The first half is called the Liturgy of the Word. In this part we pray, sing songs, and read from the Bible.
  •  We begin with prayers called a litany, which are lists of things the deacon says we want to pray for, and the people make the prayer with, "Amen" or "Lord have mercy."
  • We sing songs about Jesus (Only Begotten Son, written in the 6th century), Psalm 103 and146, The Beatitudes, songs that remember Mary and the saint remembered that day, songs that ask the saints in heaven to pray for us (O Apostle John), and others.

Then, something happens called the Little Entrance. It is when they carry the Bible to the altar. A long time ago, they only had one Bible, and it was kept somewhere else, so when they brought it into the church it was very special. Most people have their own bible today, but it is still important to remember that it is special. You will hear someone say, "Wisdom, Let us attend!" That means, "here is the Bible, let us honor it."
  • Then we will sing a special song called the Thrice Holy Hymn. It is similar to the song the angels sing in Isaiah 6: "Holy God, Holy Mighty, Holy Immortal, have mercy on us."
  • There will be two Bible readings, one from the epistles, and one from the gospels. After that the priest will give a short sermon (we call it a homily) about the bible readings or saints remembered today.
  • Then there is another litany of prayers and a prayer for the catechumens (the people who are preparing for baptism).

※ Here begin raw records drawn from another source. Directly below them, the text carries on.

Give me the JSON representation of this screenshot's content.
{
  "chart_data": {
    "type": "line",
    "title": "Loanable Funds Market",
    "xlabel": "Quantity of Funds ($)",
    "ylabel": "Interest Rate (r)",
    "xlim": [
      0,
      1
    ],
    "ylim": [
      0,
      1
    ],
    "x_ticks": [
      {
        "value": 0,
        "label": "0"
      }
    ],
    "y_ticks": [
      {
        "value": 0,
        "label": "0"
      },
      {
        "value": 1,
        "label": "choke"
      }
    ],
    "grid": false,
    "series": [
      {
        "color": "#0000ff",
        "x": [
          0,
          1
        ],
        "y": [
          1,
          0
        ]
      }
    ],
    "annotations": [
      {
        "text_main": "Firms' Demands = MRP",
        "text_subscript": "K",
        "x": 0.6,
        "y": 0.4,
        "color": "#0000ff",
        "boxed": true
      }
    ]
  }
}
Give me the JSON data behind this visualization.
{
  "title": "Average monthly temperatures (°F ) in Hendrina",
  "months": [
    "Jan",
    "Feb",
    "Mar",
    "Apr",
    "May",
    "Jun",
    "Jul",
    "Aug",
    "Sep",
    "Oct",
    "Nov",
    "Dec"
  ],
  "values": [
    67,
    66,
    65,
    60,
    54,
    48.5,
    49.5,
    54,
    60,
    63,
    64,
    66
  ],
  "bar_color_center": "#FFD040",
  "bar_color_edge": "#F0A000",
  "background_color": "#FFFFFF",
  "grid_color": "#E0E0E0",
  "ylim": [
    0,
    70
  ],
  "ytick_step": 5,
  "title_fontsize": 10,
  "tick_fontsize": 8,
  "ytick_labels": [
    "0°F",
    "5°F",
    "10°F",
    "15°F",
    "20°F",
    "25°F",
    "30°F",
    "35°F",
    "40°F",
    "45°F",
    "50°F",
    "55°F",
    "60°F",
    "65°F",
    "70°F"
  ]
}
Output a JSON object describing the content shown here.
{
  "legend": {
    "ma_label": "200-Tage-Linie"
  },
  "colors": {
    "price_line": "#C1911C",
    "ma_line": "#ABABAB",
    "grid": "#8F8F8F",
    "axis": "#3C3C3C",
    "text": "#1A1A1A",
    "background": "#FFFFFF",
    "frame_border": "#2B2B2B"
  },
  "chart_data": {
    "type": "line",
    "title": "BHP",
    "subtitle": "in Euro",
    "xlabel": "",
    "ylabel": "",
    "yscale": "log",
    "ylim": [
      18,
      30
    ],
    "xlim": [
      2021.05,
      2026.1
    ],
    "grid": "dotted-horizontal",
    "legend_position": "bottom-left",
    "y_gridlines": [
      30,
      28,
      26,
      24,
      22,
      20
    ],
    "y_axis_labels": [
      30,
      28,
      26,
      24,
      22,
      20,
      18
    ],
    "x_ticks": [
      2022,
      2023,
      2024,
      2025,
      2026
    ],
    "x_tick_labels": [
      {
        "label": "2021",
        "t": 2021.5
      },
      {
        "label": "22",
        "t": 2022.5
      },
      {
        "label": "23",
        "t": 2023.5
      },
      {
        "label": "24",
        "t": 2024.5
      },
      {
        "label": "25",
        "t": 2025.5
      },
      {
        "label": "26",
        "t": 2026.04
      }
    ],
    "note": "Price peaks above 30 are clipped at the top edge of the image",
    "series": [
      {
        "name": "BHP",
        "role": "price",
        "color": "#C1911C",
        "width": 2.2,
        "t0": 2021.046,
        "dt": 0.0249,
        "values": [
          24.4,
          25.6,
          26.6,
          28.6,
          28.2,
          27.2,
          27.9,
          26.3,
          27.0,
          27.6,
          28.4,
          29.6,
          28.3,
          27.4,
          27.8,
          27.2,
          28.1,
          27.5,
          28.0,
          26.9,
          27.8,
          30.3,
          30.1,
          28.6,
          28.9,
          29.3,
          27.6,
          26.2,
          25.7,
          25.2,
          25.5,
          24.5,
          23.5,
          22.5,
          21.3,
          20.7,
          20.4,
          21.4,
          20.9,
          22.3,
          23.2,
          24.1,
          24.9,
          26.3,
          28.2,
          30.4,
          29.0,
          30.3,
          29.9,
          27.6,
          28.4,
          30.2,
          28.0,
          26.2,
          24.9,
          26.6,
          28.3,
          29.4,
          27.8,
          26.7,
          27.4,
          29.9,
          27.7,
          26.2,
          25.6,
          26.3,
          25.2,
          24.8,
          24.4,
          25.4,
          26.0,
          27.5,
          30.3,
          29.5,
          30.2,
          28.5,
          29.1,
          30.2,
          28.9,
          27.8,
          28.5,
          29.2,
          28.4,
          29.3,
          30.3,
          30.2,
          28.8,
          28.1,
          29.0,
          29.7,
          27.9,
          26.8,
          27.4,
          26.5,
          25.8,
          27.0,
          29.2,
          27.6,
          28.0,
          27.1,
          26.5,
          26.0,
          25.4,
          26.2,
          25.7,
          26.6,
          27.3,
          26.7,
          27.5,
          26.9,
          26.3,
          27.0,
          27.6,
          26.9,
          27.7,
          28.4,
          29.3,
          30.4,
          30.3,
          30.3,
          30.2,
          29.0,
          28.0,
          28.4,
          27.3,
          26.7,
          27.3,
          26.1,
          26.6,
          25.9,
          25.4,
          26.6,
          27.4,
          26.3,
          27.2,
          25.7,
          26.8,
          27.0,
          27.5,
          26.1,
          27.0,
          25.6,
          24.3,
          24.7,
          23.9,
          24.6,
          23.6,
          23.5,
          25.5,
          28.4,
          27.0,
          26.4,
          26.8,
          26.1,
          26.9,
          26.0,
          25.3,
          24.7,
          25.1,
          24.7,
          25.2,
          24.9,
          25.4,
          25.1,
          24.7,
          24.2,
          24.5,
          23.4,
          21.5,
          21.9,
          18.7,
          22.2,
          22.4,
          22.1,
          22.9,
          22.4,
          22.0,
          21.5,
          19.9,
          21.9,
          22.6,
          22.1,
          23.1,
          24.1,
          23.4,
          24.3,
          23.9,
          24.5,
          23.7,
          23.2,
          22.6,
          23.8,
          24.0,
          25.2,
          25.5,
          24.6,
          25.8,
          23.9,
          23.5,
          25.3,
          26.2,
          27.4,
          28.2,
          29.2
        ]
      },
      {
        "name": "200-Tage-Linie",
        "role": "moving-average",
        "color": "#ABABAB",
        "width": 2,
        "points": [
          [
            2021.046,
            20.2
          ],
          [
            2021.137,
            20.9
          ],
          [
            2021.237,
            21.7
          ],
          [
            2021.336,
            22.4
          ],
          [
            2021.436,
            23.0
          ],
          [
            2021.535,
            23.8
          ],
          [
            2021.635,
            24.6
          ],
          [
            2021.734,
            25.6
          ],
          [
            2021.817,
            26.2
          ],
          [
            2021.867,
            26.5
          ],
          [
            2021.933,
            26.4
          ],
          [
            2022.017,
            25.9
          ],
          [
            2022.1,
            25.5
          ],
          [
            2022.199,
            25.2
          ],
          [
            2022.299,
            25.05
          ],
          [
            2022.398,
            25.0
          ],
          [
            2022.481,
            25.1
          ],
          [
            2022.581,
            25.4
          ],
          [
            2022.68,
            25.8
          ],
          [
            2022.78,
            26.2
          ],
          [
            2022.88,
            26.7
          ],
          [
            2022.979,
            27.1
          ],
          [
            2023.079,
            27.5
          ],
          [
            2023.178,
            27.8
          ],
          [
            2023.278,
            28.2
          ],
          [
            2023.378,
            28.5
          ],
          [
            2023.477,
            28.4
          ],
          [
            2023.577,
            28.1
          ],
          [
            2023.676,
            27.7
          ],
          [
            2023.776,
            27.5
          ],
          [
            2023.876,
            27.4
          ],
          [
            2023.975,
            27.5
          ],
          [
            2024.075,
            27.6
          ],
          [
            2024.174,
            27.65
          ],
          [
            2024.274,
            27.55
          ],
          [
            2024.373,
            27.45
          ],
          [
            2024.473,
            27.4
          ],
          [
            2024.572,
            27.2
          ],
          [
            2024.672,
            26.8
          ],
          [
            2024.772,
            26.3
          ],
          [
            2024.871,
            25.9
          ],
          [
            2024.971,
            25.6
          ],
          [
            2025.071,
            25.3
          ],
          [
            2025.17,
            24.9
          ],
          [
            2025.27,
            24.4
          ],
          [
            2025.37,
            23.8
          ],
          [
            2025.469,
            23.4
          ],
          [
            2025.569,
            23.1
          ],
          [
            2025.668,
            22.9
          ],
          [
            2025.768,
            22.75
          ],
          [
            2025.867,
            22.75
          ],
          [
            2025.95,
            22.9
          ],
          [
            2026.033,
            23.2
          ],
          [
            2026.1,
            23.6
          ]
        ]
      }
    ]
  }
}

The second half is called the Liturgy of the Eucharist. Eucharist is a Greek word that means "Thanksgiving," and it refers to communion because Jesus gave thanks before he broke the bread.
  • While the priest prepares the bread and wine, we will sing the Cherubic Hymn. It is sung very slowly and says that we sing to God like the angels in heaven, and we lay aside our earthly cares so that we may receive him.
  • Then the Great Entrance happens. This is when they carry the cup with the bread and wine to the altar. The people honor the bread and wine as special, too. The priest will pray for people who have special needs by name as he carries the cup. Many people, especially children, will touch the priest's robe as he passes by. This is an act of faith, like the woman with the issue of blood who touched Christ's robe, and a way in which we send our prayers with his.
  • Then someone will say, "Let us love one another that with one mind we may confess Father, Son, and Holy Spirit." To show our love for one another, we turn to the people around us and greet them saying, "Christ is in our midst." And the response, "He is and ever shall be."
  • After we show our love for each other, we recite the creed, which is a confession of our faith.
  •  Then there are several prayers: prayers over the Eucharist, the Lord's Prayer, and the prayers before communion.

Finally, someone will say, "Holy things are for the Holy!" and the Orthodox who have prepared to take the communion will go forward to receive it. They don't pass it around on plates because they want to treat it reverently (like the icons and the Bible). When people return to their places, sometimes they have bread, and they may offer you some. This bread is not the communion, but it is blessed, and is a sign of friendship. There will also be some in a bowl on your way out, and you are invited to take some.
  •  After the communion there are a few more beautiful songs including, "We have seen the true light!" and "Let our mouths be filled with thy praise, O Lord!" Then the worship will come to an end, and everyone will sit for some announcements.
  •  When people leave, they file out in a line to kiss a cross or perhaps the Bible that the priest is holding at the front. Many people will also kiss the icons before leaving. If you go through the line, you won't be expected to kiss or say anything. The priest will probably say, "Hi, I'm Father John. Who are you?" But it's also okay, to go out without going through the line.

After church, there is a coffee hour downstairs because most people do not eat before the service. You can come downstairs and get some snacks, visit or play in the playroom.